Beruntungnya Syarif Hidayatullah, pemuda 24 tahun keturunan betawi, asal Kampung Dadap, Tangerang. Kerap disapa oleh lingkungan sekitarnya Bang Arif. Budaya betawi telah mendarah daging didalam dirinya. Hal ini diyakini didalam dirinya sebagai warisan turun temurun yang mendarah. Betapa tidak, sejak berusia 3 tahun ia sudah banyak diajari kesenian, adat dan budaya betawi. Baginya, betawi adalah kehidupannya selama ini. Pijakan dari masa ke masa hingga akhir hayat menutup mata.

Bukan tanpa alasan Bang Arif begitu mencintai budayanya, alasannya adalah segala hal dalam budaya betawi adalah kebutuhan hidup. Ciri khusus yang ia bangun dalam dirinya adalah cara berpakaian yang tidak pernah berubah dari waktu ke waktu. Dia selalu mengenakan pangsi betawi kemanapun ia pergi. Sekalipun berangkat kerja, Bang Arif selalu menggunakan pangsi betawi itu.

Berdasar penelusuran saya mengikuti kisah perjalanan anak darah betawi ini, ia sempat mendapat teguran keras dari tempatnya bekerja. Dianggap nyeleneh dan tidak taat pada aturan yang berlaku dalam perusahaan dan kesepakatan perjanjian kerja. Dengan menjunjung nilai kearifan dan nilai keluhuran budaya betawi, ia membuka cara pandang yang baru bagi Direkturnya.

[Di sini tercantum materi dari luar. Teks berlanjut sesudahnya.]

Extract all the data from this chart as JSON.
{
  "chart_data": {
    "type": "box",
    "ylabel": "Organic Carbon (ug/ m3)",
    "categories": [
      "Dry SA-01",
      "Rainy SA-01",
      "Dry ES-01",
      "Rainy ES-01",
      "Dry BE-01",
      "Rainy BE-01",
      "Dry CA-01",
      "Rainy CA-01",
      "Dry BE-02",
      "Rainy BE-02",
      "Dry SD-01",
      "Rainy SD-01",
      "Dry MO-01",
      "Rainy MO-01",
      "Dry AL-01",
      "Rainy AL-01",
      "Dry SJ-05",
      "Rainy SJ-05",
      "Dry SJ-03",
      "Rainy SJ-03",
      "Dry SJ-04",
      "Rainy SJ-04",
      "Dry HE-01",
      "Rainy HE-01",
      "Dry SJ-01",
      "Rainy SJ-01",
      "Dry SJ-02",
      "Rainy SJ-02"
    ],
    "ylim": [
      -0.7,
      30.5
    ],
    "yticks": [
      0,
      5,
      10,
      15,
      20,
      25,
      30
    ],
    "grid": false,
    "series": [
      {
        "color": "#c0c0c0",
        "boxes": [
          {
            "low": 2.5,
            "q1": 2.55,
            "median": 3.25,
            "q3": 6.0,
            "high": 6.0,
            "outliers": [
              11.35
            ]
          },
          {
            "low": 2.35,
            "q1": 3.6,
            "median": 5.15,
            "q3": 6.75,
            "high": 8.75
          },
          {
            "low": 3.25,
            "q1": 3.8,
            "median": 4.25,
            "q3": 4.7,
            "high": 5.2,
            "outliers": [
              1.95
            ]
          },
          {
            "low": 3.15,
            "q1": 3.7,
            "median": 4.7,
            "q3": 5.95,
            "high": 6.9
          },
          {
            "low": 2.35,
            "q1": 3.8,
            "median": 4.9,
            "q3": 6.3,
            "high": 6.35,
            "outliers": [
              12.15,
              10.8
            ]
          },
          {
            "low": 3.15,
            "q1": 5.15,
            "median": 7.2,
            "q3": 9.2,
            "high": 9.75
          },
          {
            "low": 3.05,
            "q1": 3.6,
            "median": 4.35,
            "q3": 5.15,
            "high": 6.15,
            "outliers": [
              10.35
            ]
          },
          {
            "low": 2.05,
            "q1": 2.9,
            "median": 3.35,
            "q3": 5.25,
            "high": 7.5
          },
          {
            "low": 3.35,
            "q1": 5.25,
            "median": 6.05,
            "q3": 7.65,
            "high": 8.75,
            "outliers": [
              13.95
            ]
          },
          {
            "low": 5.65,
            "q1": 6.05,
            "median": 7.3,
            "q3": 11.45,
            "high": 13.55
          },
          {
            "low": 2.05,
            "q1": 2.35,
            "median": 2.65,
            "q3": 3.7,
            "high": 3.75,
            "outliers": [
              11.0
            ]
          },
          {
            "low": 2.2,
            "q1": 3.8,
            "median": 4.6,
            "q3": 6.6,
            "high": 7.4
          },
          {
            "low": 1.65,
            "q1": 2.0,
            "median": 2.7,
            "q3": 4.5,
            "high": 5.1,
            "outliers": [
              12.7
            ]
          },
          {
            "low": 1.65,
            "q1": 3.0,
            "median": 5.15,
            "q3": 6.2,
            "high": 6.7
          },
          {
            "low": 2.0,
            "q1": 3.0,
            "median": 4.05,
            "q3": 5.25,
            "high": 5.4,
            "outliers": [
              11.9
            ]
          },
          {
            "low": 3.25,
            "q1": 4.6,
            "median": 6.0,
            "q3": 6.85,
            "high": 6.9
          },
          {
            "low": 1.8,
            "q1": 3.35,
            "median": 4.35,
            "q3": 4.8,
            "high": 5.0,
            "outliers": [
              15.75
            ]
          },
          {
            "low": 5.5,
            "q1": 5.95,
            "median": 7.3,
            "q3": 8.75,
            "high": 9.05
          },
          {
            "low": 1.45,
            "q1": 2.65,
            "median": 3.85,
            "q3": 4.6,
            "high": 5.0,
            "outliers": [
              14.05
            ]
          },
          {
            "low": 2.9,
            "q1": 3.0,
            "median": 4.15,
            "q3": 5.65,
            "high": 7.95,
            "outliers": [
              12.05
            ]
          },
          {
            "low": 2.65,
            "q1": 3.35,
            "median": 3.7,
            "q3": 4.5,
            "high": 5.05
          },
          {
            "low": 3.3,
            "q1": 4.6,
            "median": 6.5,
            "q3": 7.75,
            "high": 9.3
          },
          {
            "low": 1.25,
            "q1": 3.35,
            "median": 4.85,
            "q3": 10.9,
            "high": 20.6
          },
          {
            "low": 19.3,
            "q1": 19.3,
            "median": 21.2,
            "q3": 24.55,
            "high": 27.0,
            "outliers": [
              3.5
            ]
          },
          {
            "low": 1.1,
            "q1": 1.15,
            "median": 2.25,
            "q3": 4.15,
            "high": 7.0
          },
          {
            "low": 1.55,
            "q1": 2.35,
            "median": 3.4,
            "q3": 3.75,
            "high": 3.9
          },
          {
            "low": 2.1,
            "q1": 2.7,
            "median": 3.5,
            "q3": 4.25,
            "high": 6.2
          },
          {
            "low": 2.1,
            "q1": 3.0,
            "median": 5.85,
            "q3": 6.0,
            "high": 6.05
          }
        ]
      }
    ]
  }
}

Awalnya Bang Arif mengira permasalahan ini hanya akan berakhir pada surat peringatan atau paling parah di PHK dari perusahaan. Tetapi kisah malah berbalik menjadikan ia bertemu dengan jajaran orang nomor satu di perusahaan tersebut. Bang Arif justru mendapat keberuntungan dari sikapnya yang teguh mempertahankan budayanya. Dia diberikan modal untuk mendirikan Sanggar Seni Budaya Betawi di wilayah tempat tinggalnya. Mujurnya, ia masih diperkenankan bekerja di perusahaan tersebut tanpa menghilangkan ciri khusus didalam dirinya.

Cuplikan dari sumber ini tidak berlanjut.